Consumidores devem estar atentos com qualidade de alto-falantes, smartwatches e outros objetos que se conectam à internet

Agência O Globo
O futuro das coisas conectadas está chegando ao Brasil, com cada vez mais produtos à disposição dos consumidores, a preços acessíveis. Nesta semana, o Google trouxe ao país o alto-falante inteligente Nest Mini , para concorrer com a linha Echo , trazida pela Amazon no mês passado. Os caros smartwatches ganharam opções mais em conta, com produtos da chinesa Xiaomi . Mas interessados em comprar dispositivos desse tipo devem tomar alguns cuidados.
Segundo Martin Hron, pesquisador sênior de segurança da Avast, o primeiro passo é a comparação de preços. Lógico, quanto mais barato, melhor, mas desconfie de produtos muito em conta e de promoções que fujam da realidade. Existem muitos sites que oferecem produtos de qualidade duvidosa a preços bem abaixo da concorrência.
A marca é um bom indicativo da qualidade. Para marcas menos conhecidas, Hron recomenda que o consumidor pesquisa em quais sites o produto é vendido, e busque pela página do fabricante por detalhes como especificações técnicas, atualizações de software e suporte. Por fora, o dispositivo pode ser atraente, mas por dentro com qualidade inferior.
Foto: reprodução
“Verifique cuidadosamente o design do site”, recomenda Hron. “Se a empresa em questão usa HTTP ou HTTPS em seu URL? As empresas mais preocupadas com a segurança usarão definitivamente o HTTPS, o protocolo de internet que criptografa a conexão entre o usuário final e o site. Embora isso esteja relacionado à segurança do site do produto e não ao produto em si, pode ser um bom indicador do quanto a empresa valoriza a segurança”.
A privacidade também deve ser motivo de preocupação. Quais informações o dispositivo coleta? Faz uso de câmeras ou microfones?
“Considere os dados que ele poderia coletar e avalie o risco versus a recompensa se essas informações, que podem incluir dados confidenciais, caírem em mãos erradas”, diz o especialista. “Mais importante, questione a integridade da própria coleta de dados. É correto que o dispositivo tenha acesso à essas informações? Se a resposta for ‘não’, vale a pena pensar duas vezes antes de comprar o produto”.
Os comentários e avaliações de outros consumidores são uma boa fonte de informações. Se o produto não tiver nenhum comentário na rede, é melhor procurar por outro. E se tiver, preste mais atenção nas críticas que nos elogios. Consumidores mais técnicos podem fazer buscas por vulnerabilidades conhecidas do produto, no site CVE, de Exposições e Vulnerabilidades Comuns .

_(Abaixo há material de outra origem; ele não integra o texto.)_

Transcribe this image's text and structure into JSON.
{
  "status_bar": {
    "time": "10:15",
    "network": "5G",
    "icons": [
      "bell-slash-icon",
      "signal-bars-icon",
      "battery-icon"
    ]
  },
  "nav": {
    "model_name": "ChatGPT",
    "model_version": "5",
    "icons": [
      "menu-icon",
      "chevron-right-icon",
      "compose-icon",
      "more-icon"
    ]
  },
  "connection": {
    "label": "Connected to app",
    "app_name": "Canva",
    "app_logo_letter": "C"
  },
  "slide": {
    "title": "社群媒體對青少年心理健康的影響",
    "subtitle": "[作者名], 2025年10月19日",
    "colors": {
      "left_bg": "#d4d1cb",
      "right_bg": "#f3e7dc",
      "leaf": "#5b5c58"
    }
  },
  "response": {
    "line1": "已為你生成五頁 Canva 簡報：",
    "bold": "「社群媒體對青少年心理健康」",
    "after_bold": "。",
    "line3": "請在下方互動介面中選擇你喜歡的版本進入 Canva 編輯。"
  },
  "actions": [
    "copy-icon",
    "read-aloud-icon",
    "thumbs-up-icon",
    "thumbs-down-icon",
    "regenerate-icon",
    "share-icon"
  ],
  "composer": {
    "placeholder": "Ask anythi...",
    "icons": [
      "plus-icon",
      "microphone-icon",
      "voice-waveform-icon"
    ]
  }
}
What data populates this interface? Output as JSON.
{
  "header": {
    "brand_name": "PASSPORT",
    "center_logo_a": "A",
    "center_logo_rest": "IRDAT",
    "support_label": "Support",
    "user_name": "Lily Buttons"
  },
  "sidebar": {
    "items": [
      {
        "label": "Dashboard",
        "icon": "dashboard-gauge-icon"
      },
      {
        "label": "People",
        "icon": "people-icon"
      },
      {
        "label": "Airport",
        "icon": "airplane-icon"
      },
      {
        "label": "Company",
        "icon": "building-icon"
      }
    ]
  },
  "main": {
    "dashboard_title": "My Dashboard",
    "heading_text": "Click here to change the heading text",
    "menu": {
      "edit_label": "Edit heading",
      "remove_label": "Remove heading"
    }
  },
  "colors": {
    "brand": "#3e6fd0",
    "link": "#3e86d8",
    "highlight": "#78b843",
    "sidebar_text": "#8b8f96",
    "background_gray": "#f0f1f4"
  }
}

Após a compra, os consumidores devem observar alguns cuidados para a proteção dos dispositivos. A primeira medida é a troca da senha padrão. Muitos produtos possuem credenciais padronizadas, disponíveis em manuais na internet. Hron recomenda a criação de senhas fortes, com no mínimo 12 caracteres, que sejam fáceis de se recordar, para evitar anotações escritas.

A segurança da rede onde o dispositivo se conectará também é importante, por isso, caso ainda não tenha feito, altere a senha do roteador. E logo após a instalação do produto, busque por atualizações do firmware, para mantê-lo protegido de vulnerabilidades já resolvidas.
“Os dispositivos IoT podem ser extremamente convenientes e divertidos, mas o que muitas pessoas não percebem é o quão vulneráveis podem ser”, diz Hron. “Um cibercriminoso precisa apenas de um dispositivo vulnerável, para obter acesso a toda a rede residencial. Portanto, é aconselhável fazer uma pesquisa adequada antes de comprar um dispositivo IoT, especialmente como presente nesta temporada de final de ano, para evitar colocar as pessoas que ama em risco de roubo de dados pessoais, perda financeira e comprometimento de privacidade da tecnologia”.